L’attesissima finale di Champions League tra Juventus e Barcellona assume sempre più il sapore di una sfida all’O.K. Corral con i blaugrana che, a distanza, stanno rispondendo colpo su colpo ai successi dei bianconeri ottenuti in Italia. Campioni indiscussi nelle rispettive leghe e conquistatori della Coppa nazionale per una doppietta che lascia il segno nella storia e proietta i due club direttamente nel sogno triplete, già raggiunto peraltro dai catalani nel 2009 durante la leggendaria era Guardiola, Juventus e Barcellona stanno simulando una sorta di guerra fredda tra Allegri e Luis Enrique prima della deflagrazione totale di Berlino. Così il 27° successo in Copa del Rey conseguito dal Barça (la Juve ne ha vinte “solo” 10 di coppe nazionali) in finale contro l’Atletico Bilbao è il botta e risposta fatto di messaggi intimidatori tra i due club che si apprestano a conquistare l’Europa.

Nonostante avversari ben più consistenti incontrati nel cammino verso la finale di questa Coppa del Re di Spagna edizione 2014-2015 rispetto agli sfidanti baschi, Atletico Madrid ai quarti di finale per il Barça contro il Malaga dell’Atletico Bilbao e Villareal in semifinale contro l’Espanyol, la netta sensazione era quella di una vittoria di Coppa già annunciata, di una impasse tecnica da parte dei baschi incapace di competere con lo strapotere degli alieni di Catalogna. L’1-3 finale del match disputato al Camp Nou più che un risultato suona come un sillogismo, una conseguenza derivante da premesse logiche. Le stesse premesse che hanno portato alla dimostrazione un Barcellona sovrano in Liga, seppur con pochissimi punti di disavanzo sulla diretta inseguitrice, il Real Madrid e che molto probabilmente faranno parlare di un nuovo imper(i)o spagnolo di cui tutto il resto è provincia.

Non sappiamo esprimerci con precisione su quanto sia probante il test del Camp Nou in questi termini, con un Atletico Bilbao che è squadra coriacea e scorbutica, giunta settima nella Liga e che in questa stagione non è mai stata in grado di impensierire le grandi (perdendo ad es. la sfida col Barcellona sia all’andata che al ritorno), sappiamo però benissimo inquadrare i valori di una macchina da guerra perfetta come quella del Barça, con una potenza di fuoco incalcolabile (120 gol stagionali raggiunti dalla triade mortifera Messi-Suarez-Neymar).

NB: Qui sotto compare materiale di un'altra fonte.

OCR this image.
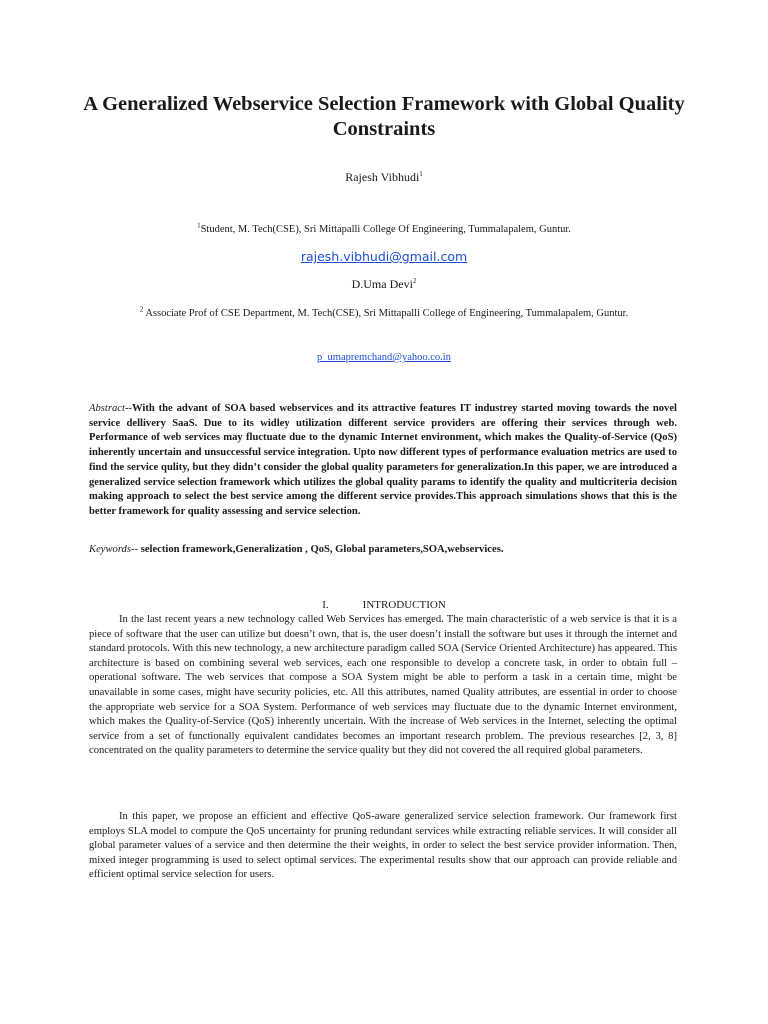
A Generalized Webservice Selection Framework with Global Quality Constraints
Rajesh Vibhudi$^1$
$^1$Student, M. Tech(CSE), Sri Mittapalli College Of Engineering, Tummalapalem, Guntur.
rajesh.vibhudi@gmail.com
D.Uma Devi$^2$
$^2$ Associate Prof of CSE Department, M. Tech(CSE), Sri Mittapalli College of Engineering, Tummalapalem, Guntur.
p_umapremchand@yahoo.co.in
Abstract--With the advant of SOA based webservices and its attractive features IT industrey started moving towards the novel service dellivery SaaS. Due to its widley utilization different service providers are offering their services through web. Performance of web services may fluctuate due to the dynamic Internet environment, which makes the Quality-of-Service (QoS) inherently uncertain and unsuccessful service integration. Upto now different types of performance evaluation metrics are used to find the service qulity, but they didn’t consider the global quality parameters for generalization.In this paper, we are introduced a generalized service selection framework which utilizes the global quality params to identify the quality and multicriteria decision making approach to select the best service among the different service provides.This approach simulations shows that this is the better framework for quality assessing and service selection.
Keywords-- selection framework,Generalization , QoS, Global parameters,SOA,webservices.
I.	INTRODUCTION

In the last recent years a new technology called Web Services has emerged. The main characteristic of a web service is that it is a piece of software that the user can utilize but doesn’t own, that is, the user doesn’t install the software but uses it through the internet and standard protocols. With this new technology, a new architecture paradigm called SOA (Service Oriented Architecture) has appeared. This architecture is based on combining several web services, each one responsible to develop a concrete task, in order to obtain full – operational software. The web services that compose a SOA System might be able to perform a task in a certain time, might be unavailable in some cases, might have security policies, etc. All this attributes, named Quality attributes, are essential in order to choose the appropriate web service for a SOA System. Performance of web services may fluctuate due to the dynamic Internet environment, which makes the Quality-of-Service (QoS) inherently uncertain. With the increase of Web services in the Internet, selecting the optimal service from a set of functionally equivalent candidates becomes an important research problem. The previous researches [2, 3, 8] concentrated on the quality parameters to determine the service quality but they did not covered the all required global parameters.

In this paper, we propose an efficient and effective QoS-aware generalized service selection framework. Our framework first employs SLA model to compute the QoS uncertainty for pruning redundant services while extracting reliable services. It will consider all global parameter values of a service and then determine the their weights, in order to select the best service provider information. Then, mixed integer programming is used to select optimal services. The experimental results show that our approach can provide reliable and efficient optimal service selection for users.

Le linee difensive dell’Atletico Bilbao non sono tra le più scarse di Spagna (i baschi hanno la sesta miglior difesa con 41 reti subite in Liga) eppure la linea a quattro formata da Balenziaga, Laporte, Etxeita e Bustinaza è stata una maginot contro le combinazioni del Barcellona. Tolti quei 15″ dell’azione del primo gol di Messi in penetrazione, un assolo mozartiano, un sublime sberleffo al calcio che come un affondo di fioretto di Scaramouche lascia sul Camp Nou la “M” del suo autore (rimembrando degnamente un’altra “M” argentina), emerge tutta la miseria, anche tragica per certi versi (proprio pensando alla difformità di valori in campo), dei baschi contro la perfetta ortogonalità blaugrana: la precisione della rete di tocchi tra Rakitic, Messi, Suarez, Neymar è un Mondrian micidiale che dipingendosi sulla tela verde del prato infiamma gli spalti del Camp Nou. Quando il calcio è arte, signore e signori, c’è poco da fare.